Robert, Chief Executive Officer (CEO), Rekor Systems, Inc.: You know, one way to think about it is that the... Look, when we first went to the LPR business way back when, law enforcement agencies, PDs, large and small, were not doing subscription-based procurement. You know, they were buying hardware and software with maintenance packages. That’s traditionally how DOTs have operated. You know, we were the pioneers. The company we acquired, SCS, was the pioneer of the concept of data as a service. The idea that you get what you need to be able to have the data to manage your roadways, both for planning and public safety, but you don’t have to buy anything.
You just pay, you know, a company for the data, and they’re responsible for the hardware, the software, and the maintenance. It is a very appealing model. It’s just that it takes government a little bit of time to catch on to that. It is catching on and, you know, we’ve got multiple states doing that now. You know, that’s gonna continue to expand because they get, you know, they can stretch the dollars that they spend much further, right?

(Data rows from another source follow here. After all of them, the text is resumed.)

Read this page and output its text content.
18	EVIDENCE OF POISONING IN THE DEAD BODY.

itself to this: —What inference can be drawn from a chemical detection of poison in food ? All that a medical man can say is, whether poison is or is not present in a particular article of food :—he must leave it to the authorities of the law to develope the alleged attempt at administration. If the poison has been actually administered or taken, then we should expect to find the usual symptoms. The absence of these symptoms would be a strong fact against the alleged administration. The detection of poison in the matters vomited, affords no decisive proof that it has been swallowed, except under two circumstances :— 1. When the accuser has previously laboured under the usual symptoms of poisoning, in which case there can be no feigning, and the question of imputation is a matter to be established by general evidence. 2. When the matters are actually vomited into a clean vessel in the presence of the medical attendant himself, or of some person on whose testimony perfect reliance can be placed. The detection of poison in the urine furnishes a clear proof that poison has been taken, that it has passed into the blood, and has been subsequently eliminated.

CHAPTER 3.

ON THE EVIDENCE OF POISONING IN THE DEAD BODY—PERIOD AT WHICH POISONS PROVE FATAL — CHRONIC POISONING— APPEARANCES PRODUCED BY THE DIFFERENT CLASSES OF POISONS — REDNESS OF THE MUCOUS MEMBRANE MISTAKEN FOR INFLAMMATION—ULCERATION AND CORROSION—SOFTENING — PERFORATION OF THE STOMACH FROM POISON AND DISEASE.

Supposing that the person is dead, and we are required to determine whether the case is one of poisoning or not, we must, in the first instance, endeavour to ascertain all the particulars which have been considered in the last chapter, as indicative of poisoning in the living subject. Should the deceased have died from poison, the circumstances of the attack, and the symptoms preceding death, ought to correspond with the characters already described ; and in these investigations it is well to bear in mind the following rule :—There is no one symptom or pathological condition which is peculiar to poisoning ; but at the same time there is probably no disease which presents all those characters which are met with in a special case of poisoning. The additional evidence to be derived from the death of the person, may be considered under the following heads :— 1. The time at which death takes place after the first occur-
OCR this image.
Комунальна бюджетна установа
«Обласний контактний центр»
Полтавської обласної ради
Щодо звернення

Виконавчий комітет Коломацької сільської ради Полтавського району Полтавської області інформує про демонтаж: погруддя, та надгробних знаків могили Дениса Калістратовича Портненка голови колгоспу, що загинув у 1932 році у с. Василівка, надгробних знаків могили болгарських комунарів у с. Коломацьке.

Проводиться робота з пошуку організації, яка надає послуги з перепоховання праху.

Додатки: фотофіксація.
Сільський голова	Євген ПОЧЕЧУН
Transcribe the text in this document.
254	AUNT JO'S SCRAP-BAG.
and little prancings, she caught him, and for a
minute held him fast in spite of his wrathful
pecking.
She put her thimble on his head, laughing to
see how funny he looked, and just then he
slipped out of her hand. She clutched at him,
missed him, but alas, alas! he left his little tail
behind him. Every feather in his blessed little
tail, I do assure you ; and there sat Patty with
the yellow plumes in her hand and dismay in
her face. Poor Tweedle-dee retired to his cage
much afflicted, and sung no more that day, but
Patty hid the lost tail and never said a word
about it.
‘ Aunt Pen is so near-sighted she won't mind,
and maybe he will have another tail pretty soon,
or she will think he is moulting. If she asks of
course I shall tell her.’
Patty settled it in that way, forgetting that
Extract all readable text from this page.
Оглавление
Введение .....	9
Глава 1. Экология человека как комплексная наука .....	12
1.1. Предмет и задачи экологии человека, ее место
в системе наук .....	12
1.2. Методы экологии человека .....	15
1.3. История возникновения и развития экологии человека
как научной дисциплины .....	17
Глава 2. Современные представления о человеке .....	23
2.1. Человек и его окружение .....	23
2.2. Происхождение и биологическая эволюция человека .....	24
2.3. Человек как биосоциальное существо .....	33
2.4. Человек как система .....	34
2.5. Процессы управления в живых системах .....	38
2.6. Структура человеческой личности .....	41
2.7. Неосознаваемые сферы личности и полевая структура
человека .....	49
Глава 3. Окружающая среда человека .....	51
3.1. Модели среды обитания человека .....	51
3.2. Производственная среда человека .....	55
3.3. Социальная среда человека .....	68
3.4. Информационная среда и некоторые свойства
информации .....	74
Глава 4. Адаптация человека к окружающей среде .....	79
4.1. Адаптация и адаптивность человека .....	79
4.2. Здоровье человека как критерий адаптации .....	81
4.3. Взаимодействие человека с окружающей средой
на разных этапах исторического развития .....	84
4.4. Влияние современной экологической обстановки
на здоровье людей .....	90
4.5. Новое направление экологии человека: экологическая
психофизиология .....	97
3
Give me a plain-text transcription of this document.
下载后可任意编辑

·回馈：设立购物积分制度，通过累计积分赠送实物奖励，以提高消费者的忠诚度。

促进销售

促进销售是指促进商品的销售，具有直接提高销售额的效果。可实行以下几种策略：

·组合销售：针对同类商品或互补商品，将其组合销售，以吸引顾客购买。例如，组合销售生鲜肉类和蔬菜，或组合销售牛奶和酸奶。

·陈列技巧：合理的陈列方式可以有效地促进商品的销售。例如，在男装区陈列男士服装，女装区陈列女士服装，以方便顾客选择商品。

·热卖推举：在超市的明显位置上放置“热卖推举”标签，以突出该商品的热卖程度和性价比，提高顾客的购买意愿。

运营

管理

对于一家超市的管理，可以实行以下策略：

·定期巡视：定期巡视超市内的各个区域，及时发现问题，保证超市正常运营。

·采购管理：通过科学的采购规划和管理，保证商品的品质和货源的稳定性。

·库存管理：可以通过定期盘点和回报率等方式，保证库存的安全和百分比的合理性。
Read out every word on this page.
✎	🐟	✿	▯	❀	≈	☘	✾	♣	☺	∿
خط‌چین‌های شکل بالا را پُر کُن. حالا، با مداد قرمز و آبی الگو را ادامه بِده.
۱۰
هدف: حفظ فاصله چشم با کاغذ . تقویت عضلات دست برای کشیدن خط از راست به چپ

Louie DiPalma, Analyst, William Blair: Great. Thanks.
Kevin, Conference Call Coordinator/Operator, Rekor Systems, Inc.: Thank you. As a reminder, that’s star one to be placed into question queue. One moment please, while we poll for further questions. If you’re on a speakerphone, it may be necessary to take yourself off before pressing star one. One moment please, while we poll for further questions. We’ve reached the end of our question and answer session. I’d like to turn the floor back over for any further closing comments.
Robert, Chief Executive Officer (CEO), Rekor Systems, Inc.: Look, everybody, thanks for your support. If you recall back, during the call, you know, it was just a few years ago that we, you know, completed the acquisitions of these three disparate companies and, you know, we’ve gone through a lot, and Rome isn’t built in a night, right, or a day. I think, you know, we’ve got the company stable. We’re focused on profitability. I would encourage you to look at the back half of 2025 with regard to the EBITDA loss compared to the first half of 2025.
I would remind you that, you know, a lot of the right sizing, and cost savings and efficiencies that we’re doing have taken place here in the first quarter of this year, which, you know, will probably be, you know, equal to or, if not greater than what we did last year. You can look at the balance sheet, and you can do the math, and you can see that the company’s headed in the right direction. The back half of 2026, we’re gonna focus on scaling, and then you’ll see the company grow but grow profitably and smartly. It’s growing anyway, but growing a lot faster. Anyway, thanks, everyone. Appreciate it. Take care.
Kevin, Conference Call Coordinator/Operator, Rekor Systems, Inc.: Thank you. That does conclude today’s teleconference webcast. You may disconnect your line at this time, and have a wonderful day. We thank you for your participation today.